La Russie commerce beaucoup avec l'Iran, elle est donc très consciente des conséquences de possibles sanctions. L'Amérique s'est appuyée sur les banques étrangères pour qu'elles réduisent leurs relations avec l'Iran. Le mois dernier, cinq entreprises dont il a été révélé qu'elles contribuaient au programme d'armement iranien (quatre en Chine, et une aux États-Unis représentant une entreprise américaine) se sont vu interdire tout commerce avec des compagnies nord-américaines. On craint de plus en plus en Russie que l'administration des États-Unis ne regarde du même œil les entreprises russes entretenant le même genre de liens avec l'Iran et ses ambitions nucléaires.

La politique russe, basée sur l'espoir du gain immédiat et d'une plus grande influence diplomatique, est dangereusement myope. L'Ukraine, pour sa part, a choisi de ne pas participer à la construction du réacteur de Bushehr. Si les suspicions que l'Iran a secrètement appris à construire et déclencher une arme nucléaire et à élaborer un cone de missile capable de transporter de telles ogives sont correctes, alors qu'il a ouvertement mis au point des missiles qui pourraient les envoyer, la maîtrise totale de l'enrichissement de l'uranium permettra à ses leaders de violer les limites du Traité de non-prolifération à court terme, quand bon lui semblera. En affaiblissant les relations diplomatiques, la Russie rend le monde plus dangereux.

C'est doublement une erreur, car il n'est pas de l'intérêt de la Russie d'avoir à ses portes un Iran possédant l'arme nucléaire, particulièrement avec les 20 millions de citoyens russes musulmans qui ne cessent de se radicaliser. En outre, les musulmans constituent la seule partie de la population russe qui s'accroît, ce qui signifie qu'ils joueront un plus grand rôle en politique intérieure lors des décennies à venir. Le fait que l’Iran soit souvent considéré comme l’un des principaux soutiens des séparatistes tchétchènes témoigne aussi de la myopie extrême de la politique russe.

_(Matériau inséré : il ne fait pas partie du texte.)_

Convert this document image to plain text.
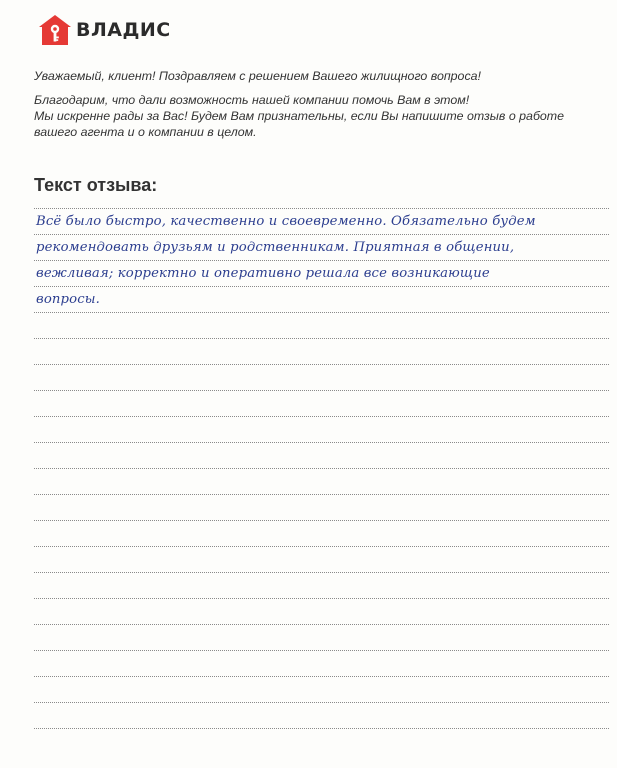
ВЛАДИС

Уважаемый, клиент! Поздравляем с решением Вашего жилищного вопроса!

Благодарим, что дали возможность нашей компании помочь Вам в этом!

Мы искренне рады за Вас! Будем Вам признательны, если Вы напишите отзыв о работе

вашего агента и о компании в целом.

Текст отзыва:
Всё было быстро, качественно и своевременно. Обязательно будем
рекомендовать друзьям и родственникам. Приятная в общении,
вежливая; корректно и оперативно решала все возникающие
вопросы.
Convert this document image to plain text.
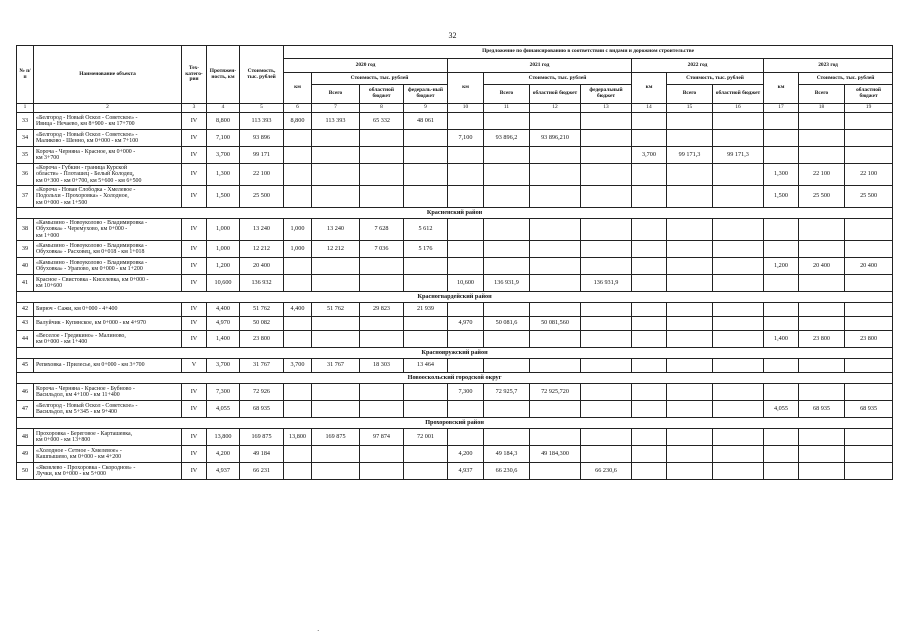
32
№ п/п	Наименование объекта	Тех-катего-рия	Протяжен-ность, км	Стоимость, тыс. рублей	Предложение по финансированию в соответствии с видами и дорожном строительстве														
					2020 год				2021 год				2022 год			2023 год			
					км	Стоимость, тыс. рублей			км	Стоимость, тыс. рублей			км	Стоимость, тыс. рублей		км	Стоимость, тыс. рублей		
						Всего	областной бюджет	федераль-ный бюджет		Всего	областной бюджет	федеральный бюджет		Всего	областной бюджет		Всего	областной бюджет	
1	2	3	4	5	6	7	8	9	10	11	12	13	14	15	16	17	18	19	
33	«Белгород - Новый Оскол - Советское» -
Ивица - Нечаево, км 8+900 - км 17+700	IV	8,800	113 393	8,800	113 393	65 332	48 061											
34	«Белгород - Новый Оскол - Советское» -
Маликово - Шенно, км 0+000 - км 7+100	IV	7,100	93 896					7,100	93 896,2	93 896,210								
35	Короча - Черняна - Красное, км 0+000 -
км 3+700	IV	3,700	99 171									3,700	99 171,3	99 171,3				
36	«Короча - Губкин - граница Курской
области» - Плоташец - Белый Колодец,
км 0+300 - км 0+700, км 5+600 - км 6+500	IV	1,300	22 100												1,300	22 100	22 100	
37	«Короча - Новая Слободка - Хмелевое -
Подольхи - Прохоровка» - Холодное,
км 0+000 - км 1+500	IV	1,500	25 500												1,500	25 500	25 500	
Красненский район																			
38	«Камызино - Новоуколово - Владимировка -
Обуховка» - Черемухово, км 0+000 -
км 1+000	IV	1,000	13 240	1,000	13 240	7 628	5 612											
39	«Камызино - Новоуколово - Владимировка -
Обуховка» - Расховец, км 0+018 - км 1+018	IV	1,000	12 212	1,000	12 212	7 036	5 176											
40	«Камызино - Новоуколово - Владимировка -
Обуховка» - Урапово, км 0+000 - км 1+200	IV	1,200	20 400												1,200	20 400	20 400	
41	Красное - Свистовка - Киселевка, км 0+000 -
км 10+600	IV	10,600	136 932					10,600	136 931,9		136 931,9							
Красногвардейский район																			
42	Бирюч - Сажи, км 0+000 - 4+400	IV	4,400	51 762	4,400	51 762	29 823	21 939											
43	Валуйчик - Купянское, км 0+000 - км 4+970	IV	4,970	50 082					4,970	50 081,6	50 081,560								
44	«Веселое - Гредякино» - Малиново,
км 0+000 - км 1+400	IV	1,400	23 800												1,400	23 800	23 800	
Краснояружский район																			
45	Репяховка - Прилесье, км 0+000 - км 3+700	V	3,700	31 767	3,700	31 767	18 303	13 464											
Новооскольский городской округ																			
46	Короча - Черняна - Красное - Бубново -
Васильдол, км 4+100 - км 11+400	IV	7,300	72 926					7,300	72 925,7	72 925,720								
47	«Белгород - Новый Оскол - Советское» -
Васильдол, км 5+345 - км 9+400	IV	4,055	68 935												4,055	68 935	68 935	
Прохоровский район																			
48	Прохоровка - Береговое - Карташевка,
км 0+000 - км 13+800	IV	13,800	169 875	13,800	169 875	97 874	72 001											
49	«Холодное - Сетное - Хмелевое» -
Кашпышево, км 0+000 - км 4+200	IV	4,200	49 184					4,200	49 184,3	49 184,300								
50	«Яковлево - Прохоровка - Скороднов» -
Лучки, км 0+000 - км 5+000	IV	4,937	66 231					4,937	66 230,6		66 230,6							
·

Mais la Russie semble aujourd'hui prête à sacrifier ses intérêts sécuritaires à long terme dans la région sur l'autel de son prestige diplomatique immédiat, et pas seulement en ce qui concerne l'Iran. La grande question qui se pose au sujet du Turkménistan est de savoir si le vide laissé par la mort du turkmenbachi Niyazov va permettre à l'extrémisme islamique de s'étendre depuis l'Iran et l'Afghanistan voisins. La seule préoccupation de la Russie semble être que, quel que soit le régime qui lui succèdera, il soit à la botte du Kremlin.

La Russie a longtemps eu la haute main au Turkménistan. La plus grande partie du gaz turkmène est exportée par le système de gazoducs russes. Gazprom, le géant du gaz russe détenu par l'État, l'achète à des prix relativement bas, et le distribue en Russie ou le vend en faisant des bénéfices ailleurs en Europe.

Israël, comme la Turquie et les États-Unis, doit espérer que les nouveaux dirigeants du Turkménistan vont chercher à diversifier la distribution de gaz en soutenant la construction d'un gazoduc sous la mer Caspienne. Mais la diversité est d'abord nécessaire dans la politique turkmène, car la seule opposition basée sur le territoire national est composée, et c'est inquiétant, de fondamentalistes musulmans.

La Russie a à son actif des siècles d'influence au Moyen-Orient et en Asie Centrale, dont plusieurs pays faisaient autrefois partie des empires russes et soviétiques. Elle pourrait jouer pour de bon le rôle de grande puissance dans la région si elle cessait sa quête d'avantages à court terme et commençait à agir dans ses propres intérêts à long terme, qui sont mieux servis par un Iran prospère et démuni de l'arme nucléaire et un Turkménistan bien plus ouvert.